Stomach chyme (SC) and jejunal digesta (JD) were collected from growing pigs that were fed a protein-free diet for a period of 3 days. The peptides extracted from SC and JD samples were characterized by SDS-PAGE, and their ACE-I-, DPPH-, and microsomal lipid peroxidation (MLP)- inhibition, FRAP activity determined. Potential bioactive peptides responsible for bioactivity were identified using mass spectrometry. SDS-PAGE analysis showed that all of the samples contained a heterogeneous mixture of peptides. Porcine JD samples inhibited ACE-I and DPPH, while SC samples inhibited MLP. Characterization studies identified over 180 peptide sequences from the enriched fractions of SC and JD samples that showed the highest activity. Further, a porcine serum albumin peptide sequence (FAKTCVADESAENCDKS) was found to be a sub-sequence of a larger sequence identified in the in vitro digest of human serum albumin. There was considerable inter-animal variation for the bioactivities. This may be attributed to sampling effects and, or natural variations in the gut contents, thus underlining the complexity involved in in vivo release of bioactive peptides.

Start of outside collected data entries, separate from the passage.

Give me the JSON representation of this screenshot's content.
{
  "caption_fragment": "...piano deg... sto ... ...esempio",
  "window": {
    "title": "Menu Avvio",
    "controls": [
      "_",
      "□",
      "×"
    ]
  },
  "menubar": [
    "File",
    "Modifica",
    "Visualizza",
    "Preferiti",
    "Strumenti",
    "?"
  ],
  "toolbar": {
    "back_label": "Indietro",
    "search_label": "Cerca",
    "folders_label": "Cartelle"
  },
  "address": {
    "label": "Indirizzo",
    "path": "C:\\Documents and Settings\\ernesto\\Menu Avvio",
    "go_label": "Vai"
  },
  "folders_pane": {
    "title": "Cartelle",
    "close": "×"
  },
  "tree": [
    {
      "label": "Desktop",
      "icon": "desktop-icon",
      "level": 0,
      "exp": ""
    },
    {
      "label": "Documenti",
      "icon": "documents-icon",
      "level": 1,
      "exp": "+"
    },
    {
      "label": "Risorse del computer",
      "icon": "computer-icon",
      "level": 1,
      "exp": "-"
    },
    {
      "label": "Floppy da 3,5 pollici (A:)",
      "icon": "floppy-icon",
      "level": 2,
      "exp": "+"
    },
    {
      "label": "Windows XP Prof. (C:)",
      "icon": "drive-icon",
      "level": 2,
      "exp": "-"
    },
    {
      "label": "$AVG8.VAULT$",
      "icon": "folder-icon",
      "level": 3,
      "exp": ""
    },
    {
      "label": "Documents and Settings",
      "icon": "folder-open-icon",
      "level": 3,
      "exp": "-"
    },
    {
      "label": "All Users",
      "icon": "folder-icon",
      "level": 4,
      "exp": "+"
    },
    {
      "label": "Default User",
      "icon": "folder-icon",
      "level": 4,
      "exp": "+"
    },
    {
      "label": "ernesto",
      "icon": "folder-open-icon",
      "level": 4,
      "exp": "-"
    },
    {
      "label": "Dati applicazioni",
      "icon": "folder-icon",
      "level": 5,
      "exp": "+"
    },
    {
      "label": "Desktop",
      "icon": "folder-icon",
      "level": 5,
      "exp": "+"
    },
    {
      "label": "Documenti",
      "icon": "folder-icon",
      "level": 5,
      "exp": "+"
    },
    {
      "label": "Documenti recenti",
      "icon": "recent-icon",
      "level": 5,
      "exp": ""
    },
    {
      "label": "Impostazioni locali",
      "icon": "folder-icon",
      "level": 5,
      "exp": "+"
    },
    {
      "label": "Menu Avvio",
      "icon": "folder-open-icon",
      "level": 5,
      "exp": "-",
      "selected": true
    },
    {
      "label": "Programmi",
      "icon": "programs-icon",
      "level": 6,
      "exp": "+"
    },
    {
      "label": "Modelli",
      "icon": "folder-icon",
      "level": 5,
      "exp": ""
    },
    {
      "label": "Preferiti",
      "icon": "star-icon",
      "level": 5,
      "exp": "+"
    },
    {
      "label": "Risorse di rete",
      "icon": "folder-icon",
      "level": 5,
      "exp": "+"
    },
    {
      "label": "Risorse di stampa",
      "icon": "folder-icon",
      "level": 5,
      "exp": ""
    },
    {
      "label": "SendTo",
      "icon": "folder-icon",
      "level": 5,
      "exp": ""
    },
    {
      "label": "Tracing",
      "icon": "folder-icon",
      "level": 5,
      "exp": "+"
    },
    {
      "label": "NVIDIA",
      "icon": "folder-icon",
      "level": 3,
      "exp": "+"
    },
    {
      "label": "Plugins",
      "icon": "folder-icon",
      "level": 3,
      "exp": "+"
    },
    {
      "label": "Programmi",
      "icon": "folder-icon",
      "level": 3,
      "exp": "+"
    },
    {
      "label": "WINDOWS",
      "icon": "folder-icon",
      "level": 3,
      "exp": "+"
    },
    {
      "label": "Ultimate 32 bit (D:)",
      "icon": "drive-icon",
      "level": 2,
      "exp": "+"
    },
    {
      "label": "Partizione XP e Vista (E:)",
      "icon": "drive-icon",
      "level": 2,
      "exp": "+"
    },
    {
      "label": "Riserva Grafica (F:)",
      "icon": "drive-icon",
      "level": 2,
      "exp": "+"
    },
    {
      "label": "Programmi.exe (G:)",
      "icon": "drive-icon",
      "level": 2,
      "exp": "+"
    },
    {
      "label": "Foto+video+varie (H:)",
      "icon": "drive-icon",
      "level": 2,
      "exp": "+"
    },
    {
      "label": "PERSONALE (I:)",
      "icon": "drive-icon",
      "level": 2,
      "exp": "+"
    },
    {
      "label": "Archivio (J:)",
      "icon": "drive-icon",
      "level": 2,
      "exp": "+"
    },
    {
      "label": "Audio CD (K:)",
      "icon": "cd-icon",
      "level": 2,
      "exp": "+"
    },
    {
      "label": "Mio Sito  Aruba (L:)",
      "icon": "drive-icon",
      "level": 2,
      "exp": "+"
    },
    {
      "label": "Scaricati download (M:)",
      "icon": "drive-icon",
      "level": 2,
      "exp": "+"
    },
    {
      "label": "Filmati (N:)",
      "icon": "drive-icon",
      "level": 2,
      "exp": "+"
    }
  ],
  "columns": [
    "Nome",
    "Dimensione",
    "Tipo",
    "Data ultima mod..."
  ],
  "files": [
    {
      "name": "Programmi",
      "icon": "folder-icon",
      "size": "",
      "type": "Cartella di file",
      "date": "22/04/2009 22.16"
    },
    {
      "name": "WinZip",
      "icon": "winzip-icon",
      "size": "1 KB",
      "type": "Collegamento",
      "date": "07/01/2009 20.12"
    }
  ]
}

Together, the results indicate: 1) GEP contain abundant encrypted bioactive peptide sequences; 2) GEP-derived bioactive peptides display a range of bioactivities; 3) GEP-derived bioactive peptides are released during gastrointestinal digestion in pigs; 4) GEP may contain numerous novel bioactive peptide sequences encoded within their primary sequence.
In conclusion, the evidence reported here suggests that, like the dietary proteins, GEP are also a potentially rich source of exogenously-derived bioactive peptides in the gastrointestinal tract. Beyond their primary functions, GEP may act as an important cryptomic source of bioactive peptides, given that the amount of GEP secreted into the gut is equal to or greater than the dietary protein ingested per day, and that up to 80% of GEP are known to be digested.